Graphic distribution of average painkillers' intake (in pts.) for patients from test and control group.

A decreased amount of pain relief medicines was taken by patients in the test group on the second day after CHL. On the third and eighth day after CHL, the need for painkillers was not recorded in this group.

The research showed that 7 out of 32 (21.88%) patients from the test group took painkilling tablets whereas all of 31 patients (100%) from the control group used pain relief medicines (Figure 5).

Figure 5.

Figure 5

Comparison of pain relief medicines (in %) for patients in both groups.

Chi-square test analysis showed differences in pain relief medicines intake distribution between patients from the two research groups.

6. Discussion

So far, research showed the possibility of using KT in sports medicine and various other medical fields [929].

Professional literature reports the possibility of employing KT in surgery. So far, it has proved useful in stabilizing postoperative wounds.
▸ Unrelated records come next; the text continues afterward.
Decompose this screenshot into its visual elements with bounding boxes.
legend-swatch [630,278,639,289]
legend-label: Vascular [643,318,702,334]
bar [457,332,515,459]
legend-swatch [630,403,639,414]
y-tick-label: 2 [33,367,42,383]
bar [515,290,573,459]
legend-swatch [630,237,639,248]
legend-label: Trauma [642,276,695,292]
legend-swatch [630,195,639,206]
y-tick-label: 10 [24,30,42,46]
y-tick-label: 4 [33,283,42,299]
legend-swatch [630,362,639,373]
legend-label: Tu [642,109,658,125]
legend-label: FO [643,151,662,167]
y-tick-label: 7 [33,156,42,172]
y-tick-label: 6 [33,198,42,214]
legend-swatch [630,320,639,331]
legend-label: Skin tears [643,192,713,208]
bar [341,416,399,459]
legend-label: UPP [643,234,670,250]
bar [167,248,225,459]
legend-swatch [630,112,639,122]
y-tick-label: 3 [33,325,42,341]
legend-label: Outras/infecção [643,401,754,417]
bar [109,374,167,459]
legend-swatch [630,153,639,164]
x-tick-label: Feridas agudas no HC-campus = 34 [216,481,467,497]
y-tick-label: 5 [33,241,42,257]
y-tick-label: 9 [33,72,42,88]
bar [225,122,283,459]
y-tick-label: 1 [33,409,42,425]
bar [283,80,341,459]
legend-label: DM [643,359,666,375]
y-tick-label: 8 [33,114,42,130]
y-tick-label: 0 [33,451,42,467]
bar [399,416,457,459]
There are, however, no reports related to complex physiotherapy treatment with the use of KT in general surgery, including laparoscopic cholecystectomy.

Literature reports no studies analyzing the influence of KT on physiotherapy of patients after surgeries, especially in the area of its influence on the subjective pain perception, effort tolerance or pain relief medicines' intake.
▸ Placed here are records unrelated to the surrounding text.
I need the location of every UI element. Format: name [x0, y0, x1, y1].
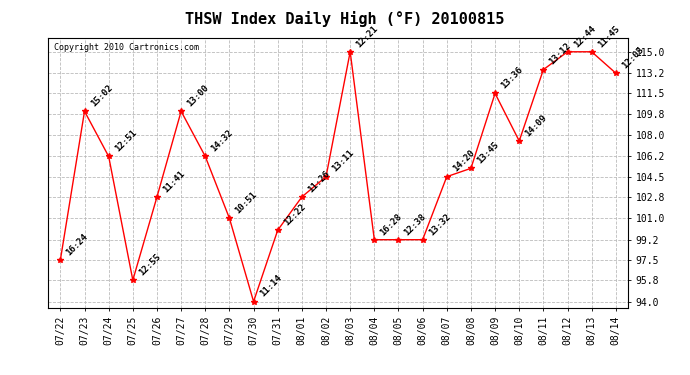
- Text: 13:12: 13:12: [548, 42, 573, 67]
- Text: 11:45: 11:45: [596, 24, 621, 49]
- Text: 13:32: 13:32: [427, 211, 452, 237]
- Text: Copyright 2010 Cartronics.com: Copyright 2010 Cartronics.com: [54, 43, 199, 52]
- Text: 13:00: 13:00: [186, 83, 210, 108]
- Text: 11:14: 11:14: [258, 273, 283, 299]
- Text: 14:32: 14:32: [210, 128, 235, 154]
- Text: 11:26: 11:26: [306, 169, 331, 194]
- Text: 14:20: 14:20: [451, 148, 476, 174]
- Text: THSW Index Daily High (°F) 20100815: THSW Index Daily High (°F) 20100815: [186, 11, 504, 27]
- Text: 12:51: 12:51: [113, 128, 138, 154]
- Text: 12:44: 12:44: [572, 24, 597, 49]
- Text: 13:36: 13:36: [500, 65, 524, 91]
- Text: 12:22: 12:22: [282, 202, 307, 227]
- Text: 13:11: 13:11: [331, 148, 355, 174]
- Text: 14:09: 14:09: [524, 113, 549, 138]
- Text: 12:05: 12:05: [620, 45, 645, 70]
- Text: 12:55: 12:55: [137, 252, 162, 278]
- Text: 12:38: 12:38: [403, 211, 428, 237]
- Text: 10:51: 10:51: [234, 190, 259, 216]
- Text: 16:28: 16:28: [379, 211, 404, 237]
- Text: 12:21: 12:21: [355, 24, 380, 49]
- Text: 11:41: 11:41: [161, 169, 186, 194]
- Text: 13:45: 13:45: [475, 140, 500, 165]
- Text: 15:02: 15:02: [89, 83, 114, 108]
- Text: 16:24: 16:24: [65, 232, 90, 257]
Own research confirms earlier assumption stating that KT is one of the methods which, not only have a positive influence on the stabilization of postoperative wounds, but also has a painkilling effect in case of patients after CHL. It is hypothetical what physiological mechanisms are responsible for the analgesic effects of KT. One possible theory to be taken into account is the gate control theory of pain modulation. The tape has been suggested to stimulate neuromuscular pathways via afferent feedback. Increased afferent stimulus to large-diameter nerve fibers might reduce pain perception level due to an input decrease from the small-diameter nerve fibers conducting nociception. Thelen et al. [30] refer to this theory in their work on KT applications in shoulder pain. Also, González-Iglesias et al. [31] achieve pain-relief effects of KT applications in patients with acute whiplash injury.

Research results confirm the positive influence of KT on the decrease in pain perception resulting in a lower intake of painkilling tablets.

KT applications employed in the physiotherapy process in patients after laparoscopic cholecystectomy had a significant influence on the decrease of pain perception level as well as an increase in effort tolerance and reduced the level of pain relief medicines' consumption in comparison with patients from the control group. It seems that KT, as a complement to complex physiotherapy, might contribute to faster regaining of independence in case of patients after CHL and improve their quality of life.

It seems that KT creates the opportunities for effective support for physiotherapy. Providing postoperative wound stabilization, it allows for reduction of functional activity disorders resulting from surgery and might indirectly enhance the effects of physiotherapy within the short time of hospital treatment. Standard physiotherapy combined with KT might shorten hospitalization time for these patients. Because it significantly decreases painkilling medicines intake and shortens hospitalization time, it might contribute to the reduction of treatment costs of patients' surgeries.

7. Conclusions

  1. Research showed that Kinesio Taping employed in physiotherapy of patients after laparoscopic cholecystectomy leads to a decrease in pain perception and significantly reduces pain relief medicines' intake.

  2. Improvement in effort tolerance achieved in the research shows the efficiency of Kinesio Taping employed for physiotherapy of patients after laparoscopic cholecystectomy.

  3. Kinesio Taping provides effective support for physiotherapy and, through postoperative wound stabilization, reduces functional activity disorders resulting from CHL allowing for shortening of hospitalization time.